Sub-Two-Hour Marathon in 2038

Inspired by Patrick Makau Musyoki's new marathon record in Berlin yesterday, I looked for trends in the marathon world records for each decade going back a century. I only included the fastest time in each decade. I expected a plateau like this, but I didn't expect it to be so neatly logarithmic. Explanation of the graph: the Y-axis times are in seconds, so 10,800 is a 3 hour race and 7,200 is a 2 hour race. The horizontal red line is a two-hour marathon, the vertical dark line is 2038, and the light gray prediction line is the trend for future marathons. (Note that the prediction line on the graph is for illustration only - the numbers come from the best-fit equation printed on the graph.)


Look at that R. That's a damn good fit. Marathon records are a very logarithmic phenomenon.

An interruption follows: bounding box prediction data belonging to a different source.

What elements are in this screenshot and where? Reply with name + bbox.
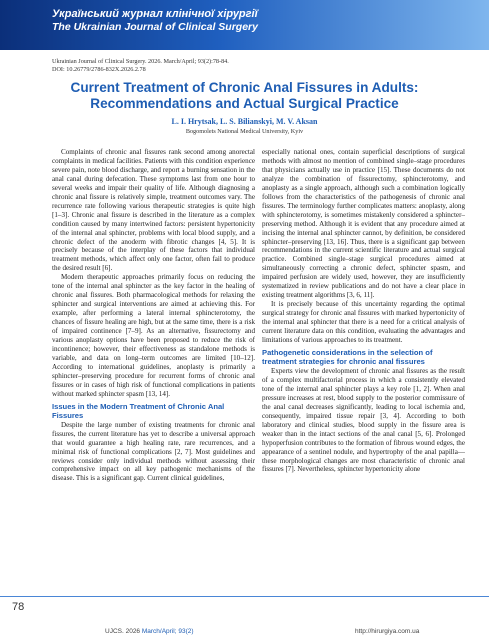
footer-url-link[interactable]: http://hirurgiya.com.ua [355, 628, 420, 635]
article-title-line-1: Current Treatment of Chronic Anal Fissures in Adults: [70, 80, 419, 95]
left-text-column [52, 148, 255, 588]
journal-banner [0, 0, 489, 50]
article-title-line-2: Recommendations and Actual Surgical Practice [90, 96, 399, 111]
doi-line: DOI: 10.26779/2786-832X.2026.2.78 [52, 66, 146, 73]
journal-title-ua: Український журнал клінічної хірургії [52, 8, 258, 20]
article-affiliation: Bogomolets National Medical University, Kyiv [185, 128, 304, 135]
footer-journal-ref [105, 628, 194, 635]
footer-issue: March/April; 93(2) [141, 628, 194, 635]
section-heading: Issues in the Modern Treatment of Chronic Anal Fissures [52, 401, 225, 420]
body-paragraph: Complaints of chronic anal fissures rank second among anorectal complaints in medical facilities. Patients with this condition experience severe pain, note blood discharge, and report a burning sensation in the anal canal during defecation. These symptoms last from one hour to several weeks and impair their quality of life. Although diagnosing a chronic anal fissure is relatively simple, treatment outcomes vary. The recurrence rate following various therapeutic strategies is quite high [1–3]. Chronic anal fissure is described in the literature as a complex condition caused by many intertwined factors: persistent hypertonicity of the internal anal sphincter, problems with local blood supply, and a chronic defect of the anoderm with fibrotic changes [4, 5]. It is precisely because of the interplay of these factors that individual treatment methods, which affect only one factor, often fail to produce the desired result [6]. [52, 148, 255, 273]
body-paragraph: It is precisely because of this uncertainty regarding the optimal surgical strategy for chronic anal fissures with marked hypertonicity of the internal anal sphincter that there is a need for a critical analysis of current literature data on this condition, evaluating the advantages and limitations of various approaches to its treatment. [262, 300, 465, 345]
article-authors: L. I. Hrytsak, L. S. Bilianskyi, M. V. Aksan [171, 117, 318, 126]
body-paragraph: Experts view the development of chronic anal fissures as the result of a complex multifactorial process in which a consistently elevated tone of the internal anal sphincter plays a key role [1, 2]. When anal pressure increases at rest, blood supply to the posterior commissure of the anal canal decreases significantly, leading to local ischemia and, consequently, impaired tissue repair [3, 4]. According to both laboratory and clinical studies, blood supply in the fissure area is weaker than in the intact sections of the anal canal [5, 6]. Prolonged hypoperfusion contributes to the formation of fibrous wound edges, the appearance of a sentinel nodule, and hypertrophy of the anal papilla—these morphological changes are most characteristic of chronic anal fissures [7]. Nevertheless, sphincter hypertonicity alone [262, 366, 465, 474]
body-paragraph: Despite the large number of existing treatments for chronic anal fissures, the current literature has yet to describe a universal approach that would guarantee a high healing rate, rare recurrences, and a minimal risk of functional complications [2, 7]. Most guidelines and reviews consider only individual methods without assessing their comprehensive impact on all key pathogenic mechanisms of the disease. This is a significant gap. Current clinical guidelines, [52, 420, 255, 483]
page-number: 78 [12, 601, 25, 613]
footer-journal-abbr: UJCS. 2026 [105, 628, 141, 635]
journal-title-en: The Ukrainian Journal of Clinical Surgery [52, 21, 258, 33]
section-heading: Pathogenetic considerations in the selection of treatment strategies for chronic anal fissures [262, 347, 433, 366]
body-paragraph: especially national ones, contain superficial descriptions of surgical methods with almost no mention of combined single–stage procedures that physicians actually use in practice [15]. These documents do not analyze the combination of fissurectomy, sphincterotomy, and anoplasty as a single approach, although such a combination logically follows from the characteristics of the pathogenesis of chronic anal fissures. The terminology further complicates matters: anoplasty, along with sphincterotomy, is sometimes mistakenly considered a sphincter–preserving method. Although it is evident that any procedure aimed at incising the internal anal sphincter cannot, by definition, be considered sphincter–preserving [13, 16]. Thus, there is a significant gap between recommendations in the current scientific literature and actual surgical practice. Combined single–stage surgical procedures aimed at simultaneously correcting a chronic defect, sphincter spasm, and impaired perfusion are widely used, however, they are insufficiently systematized in review publications and do not have a clear place in existing treatment algorithms [3, 6, 11]. [262, 148, 465, 300]
right-text-column [262, 148, 465, 588]
footer-divider [0, 596, 489, 597]
citation-line: Ukrainian Journal of Clinical Surgery. 2026. March/April; 93(2):78-84. [52, 58, 229, 65]
body-paragraph: Modern therapeutic approaches primarily focus on reducing the tone of the internal anal sphincter as the key factor in the healing of chronic anal fissures. Both pharmacological methods for relaxing the sphincter and surgical interventions are aimed at achieving this. For example, after performing a lateral internal sphincterotomy, the chances of fissure healing are high, but at the same time, there is a risk of impaired continence [7–9]. As an alternative, fissurectomy and various anoplasty options have been proposed to reduce the risk of incontinence; however, their effectiveness as standalone methods is variable, and data on long–term outcomes are limited [10–12]. According to international guidelines, anoplasty is primarily a sphincter–preserving procedure for recurrent forms of chronic anal fissures or in cases of high risk of functional complications in patients without marked sphincter spasm [13, 14]. [52, 273, 255, 398]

A whole crop of articles commented over the last year on statistically improbable sprinter Usain Bolt, who is ahead-of-trend by thirty years. In the same vein, looking at the marathon plot, we shouldn't expect a male human to break two hours in the marathon until 2038. And it's reasonably assumed that the incremental improvements we see in these times is a result of (decreasing marginal) improvements in training, nutrition, and running equipment. Therefore, if this record is broken significantly ahead of that (you can decide how to calculate standard deviations if you want to define exactly what "significantly" means) then I predict one or more of the following will have happened:

- A genuine new mutation and a recruitment sifting system that can deliver the talent to the field, as is presumably the case with Bolt in short distance (someone sequence this guy already);

- New technology allows undetectable doping, either to increase blood oxygen carrying capacity, muscular oxygen efficiency, or muscle strength;

- Deliberate breeding has occurred by nation states with long-term views and an overbearing need for international prestige (China, we're looking at you, and here's why);

- Most interesting possibility: a population of humans still mostly reproductively isolated and thusfar not competing in marathons, and that has gene variants which benefit them in this event. (Tarahumara, we're looking at you now).



Intrade doesn't have a market for this prediction. But they should.